Here’s my take on the matter which I love to reiterate whenever this subject is broached by skinning the cat in another different way.
The largest borrower in the market is the government which is the beneficiary of two-third of the total liquidity and with the increase in policy rates, its debt servicing has increased from the budgeted Rs. 4trn to nearly Rs 5.5 trn (10% of GDP).
How will the government service this debt from it’s current total collections of Rs. 8.5trn with FBR tax collection of Rs 7.6trn, out of which the share of the federal government in the divisible pool is only Rs. 3.2trn.
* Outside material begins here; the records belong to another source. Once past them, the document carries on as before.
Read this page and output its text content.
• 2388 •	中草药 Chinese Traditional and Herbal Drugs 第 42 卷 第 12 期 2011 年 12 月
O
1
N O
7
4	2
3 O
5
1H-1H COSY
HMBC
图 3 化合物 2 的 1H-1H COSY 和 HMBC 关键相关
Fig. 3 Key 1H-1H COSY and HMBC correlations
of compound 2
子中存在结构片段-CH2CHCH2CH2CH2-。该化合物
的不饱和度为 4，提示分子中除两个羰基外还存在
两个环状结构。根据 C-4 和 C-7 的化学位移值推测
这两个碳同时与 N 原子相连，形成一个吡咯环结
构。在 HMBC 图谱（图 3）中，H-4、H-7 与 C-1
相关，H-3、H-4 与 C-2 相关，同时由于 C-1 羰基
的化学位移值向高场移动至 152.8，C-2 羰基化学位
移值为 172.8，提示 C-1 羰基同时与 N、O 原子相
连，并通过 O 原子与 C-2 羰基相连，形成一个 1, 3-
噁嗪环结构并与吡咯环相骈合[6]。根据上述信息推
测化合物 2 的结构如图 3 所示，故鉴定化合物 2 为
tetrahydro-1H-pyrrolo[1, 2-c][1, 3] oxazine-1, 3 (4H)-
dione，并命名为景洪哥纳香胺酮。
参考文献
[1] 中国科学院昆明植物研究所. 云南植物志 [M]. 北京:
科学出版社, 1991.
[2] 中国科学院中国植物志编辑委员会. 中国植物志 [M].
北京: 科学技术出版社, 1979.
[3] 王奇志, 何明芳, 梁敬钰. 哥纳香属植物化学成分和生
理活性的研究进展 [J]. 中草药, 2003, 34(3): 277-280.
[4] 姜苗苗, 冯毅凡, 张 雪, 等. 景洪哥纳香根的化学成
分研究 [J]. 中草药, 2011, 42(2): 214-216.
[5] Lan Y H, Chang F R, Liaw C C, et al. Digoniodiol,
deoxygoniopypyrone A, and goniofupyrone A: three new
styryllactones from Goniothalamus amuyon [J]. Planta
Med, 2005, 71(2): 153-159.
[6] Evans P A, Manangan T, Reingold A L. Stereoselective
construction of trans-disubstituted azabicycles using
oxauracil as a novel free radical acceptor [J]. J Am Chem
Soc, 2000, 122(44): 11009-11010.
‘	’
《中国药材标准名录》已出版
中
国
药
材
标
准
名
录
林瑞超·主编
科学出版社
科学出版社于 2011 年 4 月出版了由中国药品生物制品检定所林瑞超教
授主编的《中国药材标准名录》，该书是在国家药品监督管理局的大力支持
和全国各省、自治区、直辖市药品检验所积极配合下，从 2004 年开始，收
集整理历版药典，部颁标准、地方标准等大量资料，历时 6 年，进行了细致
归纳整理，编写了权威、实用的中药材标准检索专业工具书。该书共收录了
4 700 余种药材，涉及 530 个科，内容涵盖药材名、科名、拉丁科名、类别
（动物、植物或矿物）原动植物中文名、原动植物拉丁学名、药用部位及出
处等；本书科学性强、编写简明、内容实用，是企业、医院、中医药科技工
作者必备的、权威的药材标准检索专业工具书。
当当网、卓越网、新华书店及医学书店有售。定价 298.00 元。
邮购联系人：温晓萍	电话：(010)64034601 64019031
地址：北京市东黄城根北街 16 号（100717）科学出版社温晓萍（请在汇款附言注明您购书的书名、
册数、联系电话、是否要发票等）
On one hand, the fiscal deficit per se is one of the leading factors driving inflation expectations and on the other, rate hike is pushing the fiscal deficit higher.
The fact is that the policy rate hike is merely discouraging the credit to the extent of around Rs. 8trn (net of Rs. 1.6trn worth of concessionary financing which remains immune to interest rates movement; in fact, becomes a further burden on fiscal deficit) within which the consumer portion is merely Rs. 1.1trn, or 24% and 3% respectively, of the total lending in the market.
What we need to appreciate in the context of controlling inflation through policy rate phenomenon in Pakistan is that every time we increase policy rate, 82% of the credit portion starts propelling inflation whilst only 18% could possibly be discourage the credit market, and with increasing demand for funding by the government coupled with escalating interest rates, the private sector credit gets squeezed even further.
In other words, tailwind to stoke inflation is 4.56 times more than controlling it when monetary policy tool is employed in isolation without taking necessary actions on fiscal account.